Typically, the path of least resistance to election is an open race with no sitting officeholder running for re-election. Not in this case. There was going to be a lot of friction, because Markell and Carney both wanted the Democratic nomination for governor.
The 2008 primary between Markell and Carney was agony for Democrats, like trying to choose which son to love more. Not only that, but primaries were known to cause rifts in the party that could last for a generation—and give aid and comfort to the other party.
Amazingly, what happened was not mutually assured destruction. It became a new model for state politics.
The primary was just about a tossup. Markell won 51 percent to 49 percent and set himself up to be the next governor. Carney became the Odd Man Out.
Carney was gracious in his concession. He did not plot revenge, and Markell did not plot to ruin him. Carney could rise to run again another day.
And he did. It took only until the next election for a comeback. It also took one of the most unexpected twists in Delaware politics—Barack Obama reached down from on high and plucked Joe Biden to run on the 2008 Democratic presidential ticket for vice president.
An immovable object was removed, and it made all the difference.
The 2010 election suddenly had a lot of moving parts. Carney ran for Congress. Castle ran for U.S. Senate. Beau Biden, now the attorney general, was expected to oppose Castle in a run for his father’s old Senate seat, but he decided to stay put.
That meant the Democrats had an opening. Coons could not get into the Senate race fast enough. A campaign did not look promising, not against an immovable object like Castle, but it seemed like Coons could become an Odd Man Out forever if he didn’t get out of his county office.
The election turned out to be the stuff political lore is made of. The Tea Party toppled Castle in a primary, Coons went to the Senate, and Carney went to the House of Representatives.

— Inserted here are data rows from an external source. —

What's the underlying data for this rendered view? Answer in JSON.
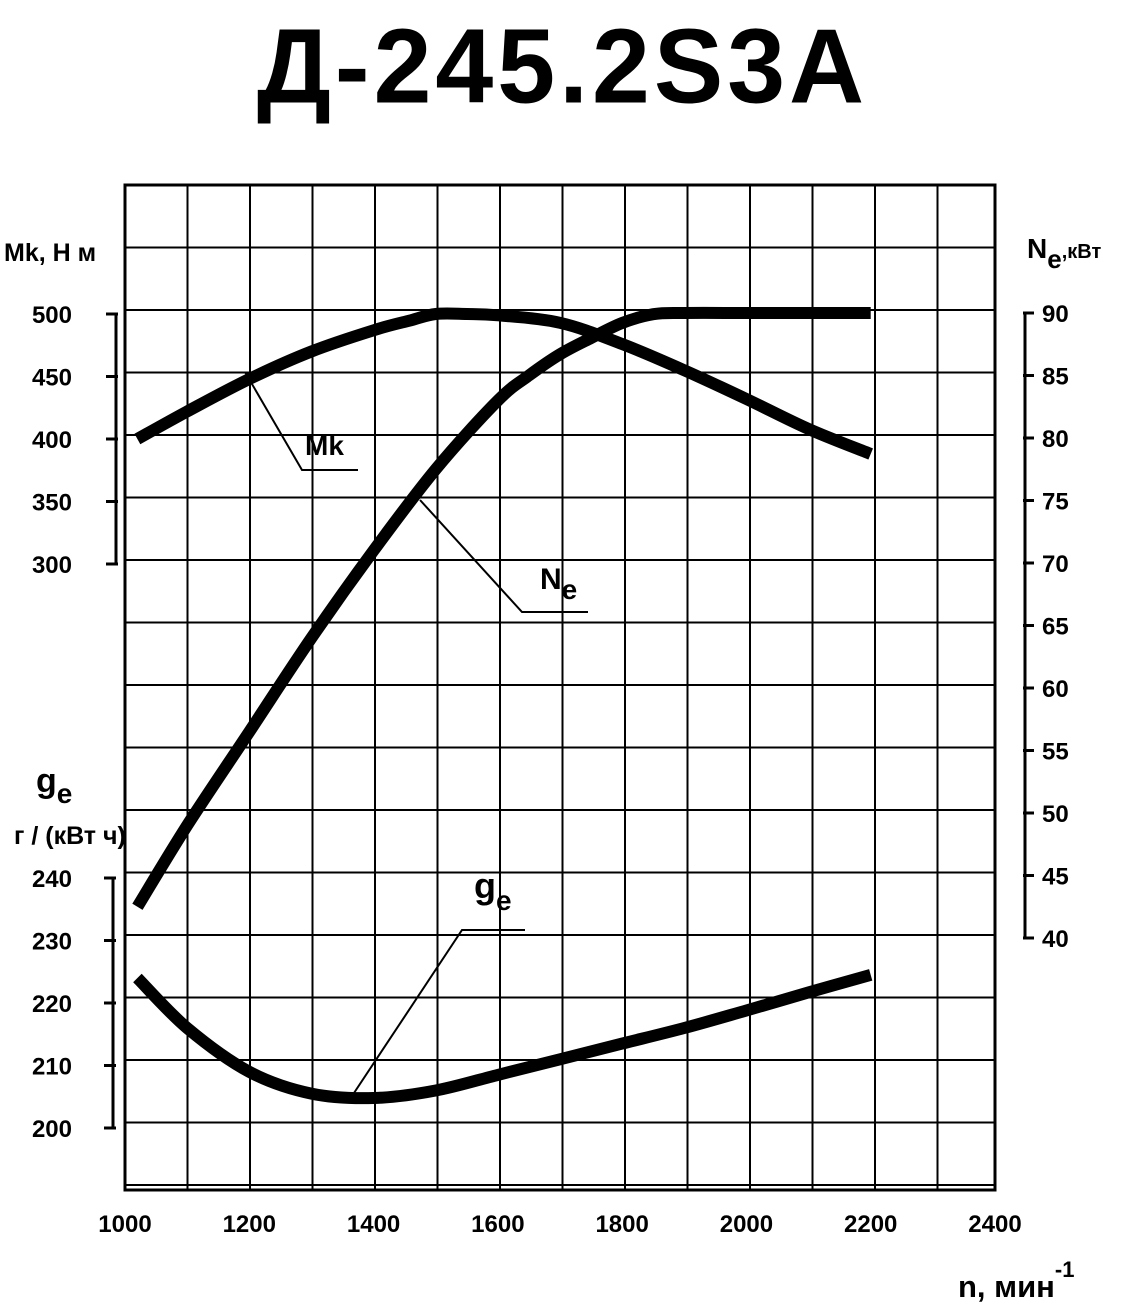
{
  "title": "Д-245.2S3A",
  "chart_data": {
    "type": "line",
    "title": "Д-245.2S3A",
    "xlabel": "n, мин",
    "xlabel_sup": "-1",
    "xlim": [
      1000,
      2400
    ],
    "xticks": [
      1000,
      1200,
      1400,
      1600,
      1800,
      2000,
      2200,
      2400
    ],
    "grid": true,
    "axes": {
      "torque": {
        "label": "Mk, Н м",
        "ticks": [
          300,
          350,
          400,
          450,
          500
        ],
        "range": [
          300,
          500
        ]
      },
      "power": {
        "label_main": "N",
        "label_sub": "e",
        "label_unit": ",кВт",
        "ticks": [
          40,
          45,
          50,
          55,
          60,
          65,
          70,
          75,
          80,
          85,
          90
        ],
        "range": [
          40,
          90
        ]
      },
      "fuel": {
        "label_main": "g",
        "label_sub": "e",
        "label_unit": "г / (кВт ч)",
        "ticks": [
          200,
          210,
          220,
          230,
          240
        ],
        "range": [
          200,
          240
        ]
      }
    },
    "series": [
      {
        "name": "Mk",
        "axis": "torque",
        "x": [
          1020,
          1100,
          1200,
          1300,
          1400,
          1460,
          1500,
          1550,
          1600,
          1700,
          1800,
          1900,
          2000,
          2100,
          2200
        ],
        "y": [
          400,
          422,
          448,
          470,
          487,
          495,
          500,
          500,
          499,
          493,
          476,
          455,
          432,
          408,
          388
        ]
      },
      {
        "name": "N",
        "name_sub": "e",
        "axis": "power",
        "x": [
          1020,
          1100,
          1200,
          1300,
          1400,
          1500,
          1600,
          1650,
          1700,
          1750,
          1800,
          1850,
          1900,
          2000,
          2100,
          2200
        ],
        "y": [
          42.5,
          49,
          56.5,
          64,
          71,
          77.5,
          83,
          85,
          86.7,
          88,
          89.2,
          89.9,
          90,
          90,
          90,
          90
        ]
      },
      {
        "name": "g",
        "name_sub": "e",
        "axis": "fuel",
        "x": [
          1020,
          1100,
          1200,
          1300,
          1400,
          1500,
          1600,
          1700,
          1800,
          1900,
          2000,
          2100,
          2200
        ],
        "y": [
          224,
          216,
          209,
          205.5,
          204.8,
          206,
          208.5,
          211,
          213.5,
          216,
          218.8,
          221.7,
          224.5
        ]
      }
    ]
  }
}
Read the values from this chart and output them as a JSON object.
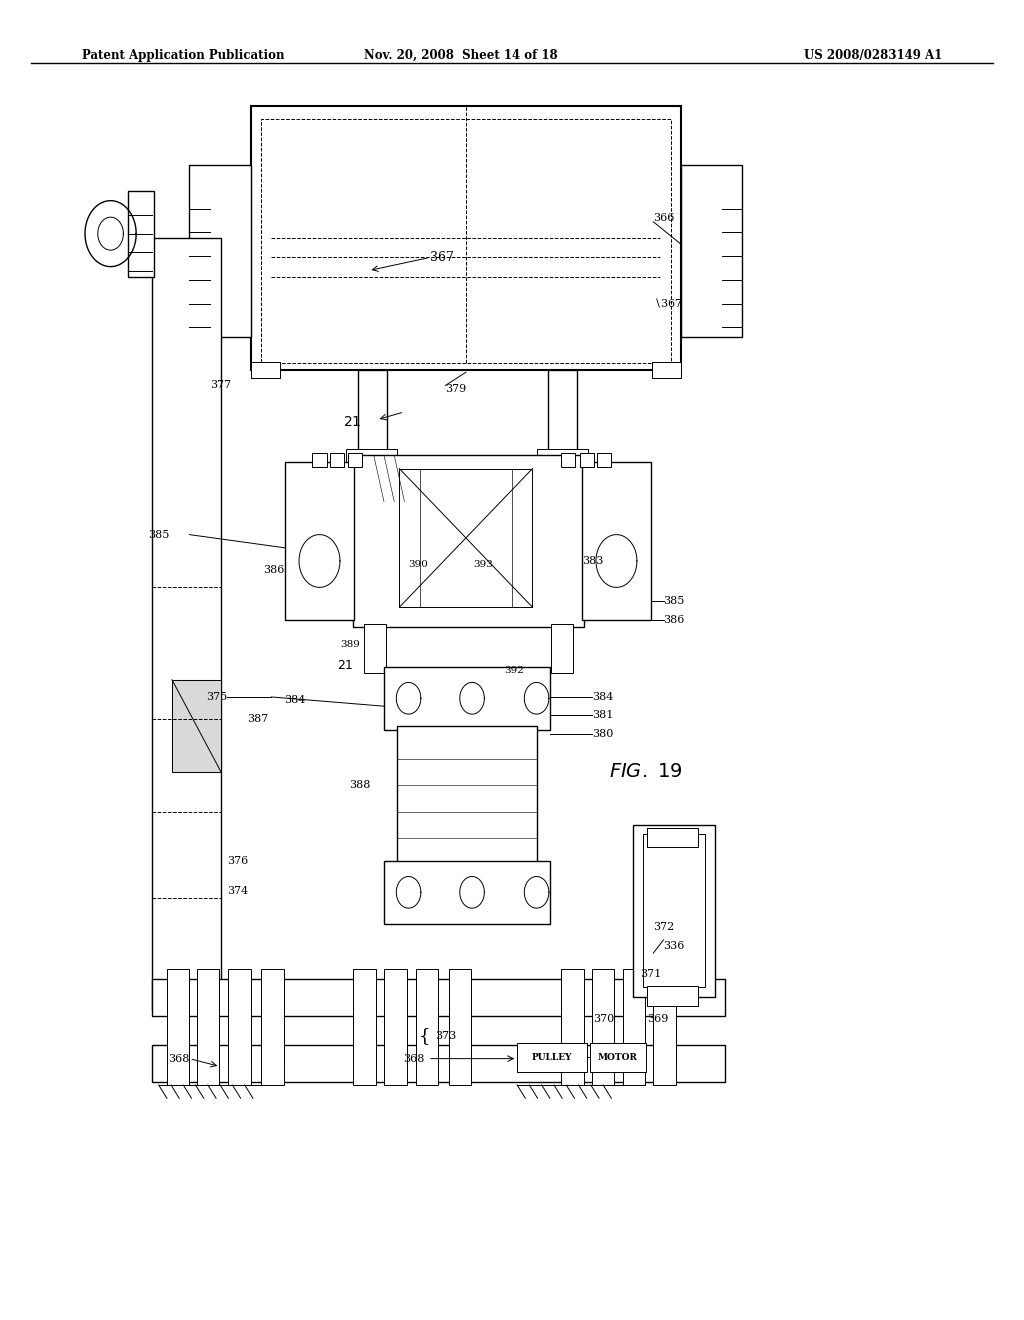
{
  "title_left": "Patent Application Publication",
  "title_mid": "Nov. 20, 2008  Sheet 14 of 18",
  "title_right": "US 2008/0283149 A1",
  "fig_label": "FIG. 19",
  "background_color": "#ffffff",
  "line_color": "#000000"
}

Two of the immovable objects were gone. Carper remained. Three of the irresistible forces—Markell, Coons and Carney—had landed in three of the top-tier offices. And somehow it all happened without any direct collisions between the immovable objects and the irresistible forces.
But Denn and Beau Biden were still out there. Denn, who had advanced from insurance commissioner to lieutenant governor, was making moves to run for governor in 2016, when Markell had to vacate the office, but Beau Biden big-footed him. Rather than assume the mantle of Odd Man Out, Denn quickly lateraled into the Attorney General’s Office that Beau Biden was giving up.
Beau Biden likely would have become governor. The thousands of Delawareans who waited for hours to file by his flag-draped casket were testament to it. There would be no higher office for him, but instead a higher calling.
Since 2005, state politics has been vastly reordered. Neither Joe Biden nor Castle will run for statewide office again. Neither Carper nor Coons in the Senate are up for election in 2016. Denn is in the middle of a term as attorney general. Carney is running for governor.
Markell has ruled out running for anything in 2016. Is he the new Odd Man Out? Maybe. For him there is always 2018, if Carper decides to leave the Senate. (He will be 71 years old.) Carney has proven it possible to sit out an election.
By 2018, though, there will be a new congressman in the mix, not to mention Ken Simpler, the state treasurer who is definitely looking upwardly mobile.
Simpler is a Republican, and the state electorate has not had much use for Republicans in higher office recently. But who knows? Stranger things have happened.